Thursday, August 26, 2004

Competing health insurer
receives state approval

The state Insurance Commission has approved the group rate plans of Summerlin Life & Health Insurance Co., the newest entrant into Hawaii's medical insurance market.

J.D. Dyer, Summerlin's chairman, said the Las Vegas-based company's products will allow customers "open and direct access to providers and the freedom to go directly to any physician, hospital or health care professional for covered services."

All plans will feature coverage for routine preventive care, specialty care, hospitalization, surgery, diagnostic testing, emergency care and prescription drug coverage. Dental and vision riders will also be offered.

The three plans approved by the state include one in which patients pay 20 percent of all costs up to $2,500 a person or $7,500 a family. A second plan sets a $15 co-pay with a ceiling of $2,500 a person per year, or $6,000 a family.

Its preferred-provider plan requires patients to shoulder 20 percent of health care costs incurred by using doctors and services within the company's preferred-provider network, or pay more for services outside the network.
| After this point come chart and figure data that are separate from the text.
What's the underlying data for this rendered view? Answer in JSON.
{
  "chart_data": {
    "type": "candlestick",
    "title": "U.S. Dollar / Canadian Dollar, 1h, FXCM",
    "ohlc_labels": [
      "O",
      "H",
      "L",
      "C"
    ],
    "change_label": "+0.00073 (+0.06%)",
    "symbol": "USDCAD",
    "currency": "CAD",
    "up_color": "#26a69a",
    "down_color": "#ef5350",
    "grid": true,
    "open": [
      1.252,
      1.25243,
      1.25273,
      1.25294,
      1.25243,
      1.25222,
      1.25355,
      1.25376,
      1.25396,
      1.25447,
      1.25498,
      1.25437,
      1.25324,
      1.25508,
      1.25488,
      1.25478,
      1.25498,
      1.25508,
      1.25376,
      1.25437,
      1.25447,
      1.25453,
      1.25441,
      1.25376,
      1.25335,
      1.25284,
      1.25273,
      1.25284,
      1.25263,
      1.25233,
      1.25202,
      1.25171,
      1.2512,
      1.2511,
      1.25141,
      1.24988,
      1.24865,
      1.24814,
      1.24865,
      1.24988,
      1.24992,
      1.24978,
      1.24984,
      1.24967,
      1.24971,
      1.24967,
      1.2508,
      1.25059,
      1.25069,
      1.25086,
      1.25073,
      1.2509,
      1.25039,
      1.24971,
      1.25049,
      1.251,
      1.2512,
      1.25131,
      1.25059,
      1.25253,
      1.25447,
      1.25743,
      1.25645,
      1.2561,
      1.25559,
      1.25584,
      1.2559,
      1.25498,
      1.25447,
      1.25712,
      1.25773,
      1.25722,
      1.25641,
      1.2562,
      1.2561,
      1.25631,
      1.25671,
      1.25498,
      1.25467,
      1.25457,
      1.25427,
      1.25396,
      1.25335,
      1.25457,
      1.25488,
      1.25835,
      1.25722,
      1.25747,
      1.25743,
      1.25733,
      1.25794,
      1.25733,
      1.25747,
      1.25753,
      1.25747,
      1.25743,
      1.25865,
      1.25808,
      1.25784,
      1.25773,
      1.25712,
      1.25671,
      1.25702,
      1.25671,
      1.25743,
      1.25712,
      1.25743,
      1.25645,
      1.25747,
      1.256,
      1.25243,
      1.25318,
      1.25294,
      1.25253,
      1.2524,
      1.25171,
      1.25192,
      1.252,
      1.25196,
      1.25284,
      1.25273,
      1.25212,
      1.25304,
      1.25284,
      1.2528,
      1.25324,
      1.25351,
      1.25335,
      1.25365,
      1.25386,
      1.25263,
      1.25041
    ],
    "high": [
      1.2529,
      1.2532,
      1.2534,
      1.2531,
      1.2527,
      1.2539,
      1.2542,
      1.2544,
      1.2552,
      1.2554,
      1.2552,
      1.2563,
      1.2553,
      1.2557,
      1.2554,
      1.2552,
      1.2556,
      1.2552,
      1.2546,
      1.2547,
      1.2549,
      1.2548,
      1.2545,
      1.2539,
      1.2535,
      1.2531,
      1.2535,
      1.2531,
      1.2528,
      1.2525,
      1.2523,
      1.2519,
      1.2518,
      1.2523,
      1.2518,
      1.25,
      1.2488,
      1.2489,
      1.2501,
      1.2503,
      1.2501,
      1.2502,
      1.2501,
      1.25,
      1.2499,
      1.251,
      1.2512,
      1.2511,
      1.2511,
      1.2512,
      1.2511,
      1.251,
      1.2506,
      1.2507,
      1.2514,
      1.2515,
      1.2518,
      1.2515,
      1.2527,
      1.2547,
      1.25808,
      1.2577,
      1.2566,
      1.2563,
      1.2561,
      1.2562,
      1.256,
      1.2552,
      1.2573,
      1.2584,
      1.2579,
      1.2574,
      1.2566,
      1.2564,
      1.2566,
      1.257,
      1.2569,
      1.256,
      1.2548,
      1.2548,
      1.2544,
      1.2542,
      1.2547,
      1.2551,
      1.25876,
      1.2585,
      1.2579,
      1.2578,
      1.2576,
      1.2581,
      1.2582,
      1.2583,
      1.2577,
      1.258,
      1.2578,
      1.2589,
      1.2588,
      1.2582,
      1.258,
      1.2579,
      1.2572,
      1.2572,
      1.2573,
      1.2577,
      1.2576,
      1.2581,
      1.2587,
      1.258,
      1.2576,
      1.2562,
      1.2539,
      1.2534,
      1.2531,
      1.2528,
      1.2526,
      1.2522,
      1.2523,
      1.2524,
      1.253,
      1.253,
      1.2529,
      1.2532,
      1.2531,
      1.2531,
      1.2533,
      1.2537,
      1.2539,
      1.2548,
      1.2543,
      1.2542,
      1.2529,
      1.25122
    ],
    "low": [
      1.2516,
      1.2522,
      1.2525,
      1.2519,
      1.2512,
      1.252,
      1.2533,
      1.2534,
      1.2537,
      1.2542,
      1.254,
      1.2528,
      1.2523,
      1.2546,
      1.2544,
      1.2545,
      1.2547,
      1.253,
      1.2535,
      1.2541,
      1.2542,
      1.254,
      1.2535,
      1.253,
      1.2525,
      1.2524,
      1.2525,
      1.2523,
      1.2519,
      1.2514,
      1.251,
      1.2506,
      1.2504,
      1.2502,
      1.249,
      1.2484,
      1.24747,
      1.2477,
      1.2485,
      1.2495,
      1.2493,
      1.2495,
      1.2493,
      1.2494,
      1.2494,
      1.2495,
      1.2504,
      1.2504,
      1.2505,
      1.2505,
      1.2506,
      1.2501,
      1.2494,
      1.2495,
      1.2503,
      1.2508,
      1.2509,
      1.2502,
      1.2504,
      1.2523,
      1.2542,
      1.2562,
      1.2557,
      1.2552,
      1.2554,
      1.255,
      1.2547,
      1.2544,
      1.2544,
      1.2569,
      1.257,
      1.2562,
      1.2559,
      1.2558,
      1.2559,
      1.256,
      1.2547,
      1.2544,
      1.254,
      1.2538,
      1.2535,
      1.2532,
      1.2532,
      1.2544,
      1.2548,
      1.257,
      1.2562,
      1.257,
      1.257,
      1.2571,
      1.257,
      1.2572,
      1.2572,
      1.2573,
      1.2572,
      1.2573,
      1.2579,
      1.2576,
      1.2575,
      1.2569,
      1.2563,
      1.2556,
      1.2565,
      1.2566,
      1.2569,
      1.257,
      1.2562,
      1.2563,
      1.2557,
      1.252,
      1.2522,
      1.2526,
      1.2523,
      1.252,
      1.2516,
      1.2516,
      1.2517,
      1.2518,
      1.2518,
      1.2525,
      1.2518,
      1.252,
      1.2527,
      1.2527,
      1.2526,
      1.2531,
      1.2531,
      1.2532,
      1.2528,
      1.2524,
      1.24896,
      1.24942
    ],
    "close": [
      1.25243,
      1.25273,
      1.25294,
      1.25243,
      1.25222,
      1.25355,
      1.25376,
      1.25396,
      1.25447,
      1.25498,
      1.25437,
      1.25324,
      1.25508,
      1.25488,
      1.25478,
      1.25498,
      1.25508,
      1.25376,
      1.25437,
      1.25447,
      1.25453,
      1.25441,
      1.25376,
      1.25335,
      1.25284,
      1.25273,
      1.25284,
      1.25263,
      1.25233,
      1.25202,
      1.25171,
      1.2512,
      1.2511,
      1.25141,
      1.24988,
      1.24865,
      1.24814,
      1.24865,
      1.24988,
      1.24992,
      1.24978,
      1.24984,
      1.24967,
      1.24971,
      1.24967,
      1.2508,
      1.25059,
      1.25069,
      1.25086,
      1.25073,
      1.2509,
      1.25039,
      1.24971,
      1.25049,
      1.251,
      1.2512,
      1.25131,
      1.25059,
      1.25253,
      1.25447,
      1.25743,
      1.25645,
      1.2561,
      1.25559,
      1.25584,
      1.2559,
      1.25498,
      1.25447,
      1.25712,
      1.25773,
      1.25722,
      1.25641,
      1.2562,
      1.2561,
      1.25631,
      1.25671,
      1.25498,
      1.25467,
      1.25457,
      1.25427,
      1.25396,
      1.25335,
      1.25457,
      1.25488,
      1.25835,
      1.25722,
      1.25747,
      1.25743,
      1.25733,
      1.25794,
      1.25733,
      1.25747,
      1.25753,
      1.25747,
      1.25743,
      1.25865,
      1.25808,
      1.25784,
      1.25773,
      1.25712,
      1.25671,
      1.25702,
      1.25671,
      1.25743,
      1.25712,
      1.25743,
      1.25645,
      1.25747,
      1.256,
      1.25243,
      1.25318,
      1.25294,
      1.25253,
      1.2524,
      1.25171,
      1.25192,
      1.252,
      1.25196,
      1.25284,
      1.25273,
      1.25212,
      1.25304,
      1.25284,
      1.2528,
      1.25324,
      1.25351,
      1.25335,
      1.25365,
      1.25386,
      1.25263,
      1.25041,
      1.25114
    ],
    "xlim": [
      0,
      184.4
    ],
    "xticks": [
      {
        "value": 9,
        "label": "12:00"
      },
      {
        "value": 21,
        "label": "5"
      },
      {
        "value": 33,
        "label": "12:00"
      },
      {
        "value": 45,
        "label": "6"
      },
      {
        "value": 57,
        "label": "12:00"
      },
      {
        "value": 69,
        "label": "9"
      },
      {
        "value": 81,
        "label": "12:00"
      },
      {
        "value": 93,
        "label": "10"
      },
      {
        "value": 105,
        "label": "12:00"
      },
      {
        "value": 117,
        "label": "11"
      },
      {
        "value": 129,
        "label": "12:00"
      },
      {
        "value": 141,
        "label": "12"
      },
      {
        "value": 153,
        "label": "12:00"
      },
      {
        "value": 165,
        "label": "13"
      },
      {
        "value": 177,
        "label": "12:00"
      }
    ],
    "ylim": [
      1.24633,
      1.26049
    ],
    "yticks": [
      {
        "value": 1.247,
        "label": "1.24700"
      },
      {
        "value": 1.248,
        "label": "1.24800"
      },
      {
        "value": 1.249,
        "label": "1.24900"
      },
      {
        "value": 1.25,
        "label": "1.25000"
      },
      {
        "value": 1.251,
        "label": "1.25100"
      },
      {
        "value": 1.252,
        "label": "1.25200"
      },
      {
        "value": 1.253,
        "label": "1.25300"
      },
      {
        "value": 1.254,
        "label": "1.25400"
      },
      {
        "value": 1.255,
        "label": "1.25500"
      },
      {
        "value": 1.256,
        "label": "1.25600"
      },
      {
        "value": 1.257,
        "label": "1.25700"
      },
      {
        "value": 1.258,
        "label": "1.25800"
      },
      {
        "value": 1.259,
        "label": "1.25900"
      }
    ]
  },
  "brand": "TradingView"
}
Bill Donahue, executive director of the Hawaii Independent Physicians Association, said Summerlin's entry in Hawaii's market could help make medical insurance rates more competitive.

"Clearly, any competition is good," he said. But Donahue added that the impact will be muted unless Summerlin shows a willingness to work with physicians to limit "duplicative" testing and other care, which increases administrative costs and, ultimately, health care costs.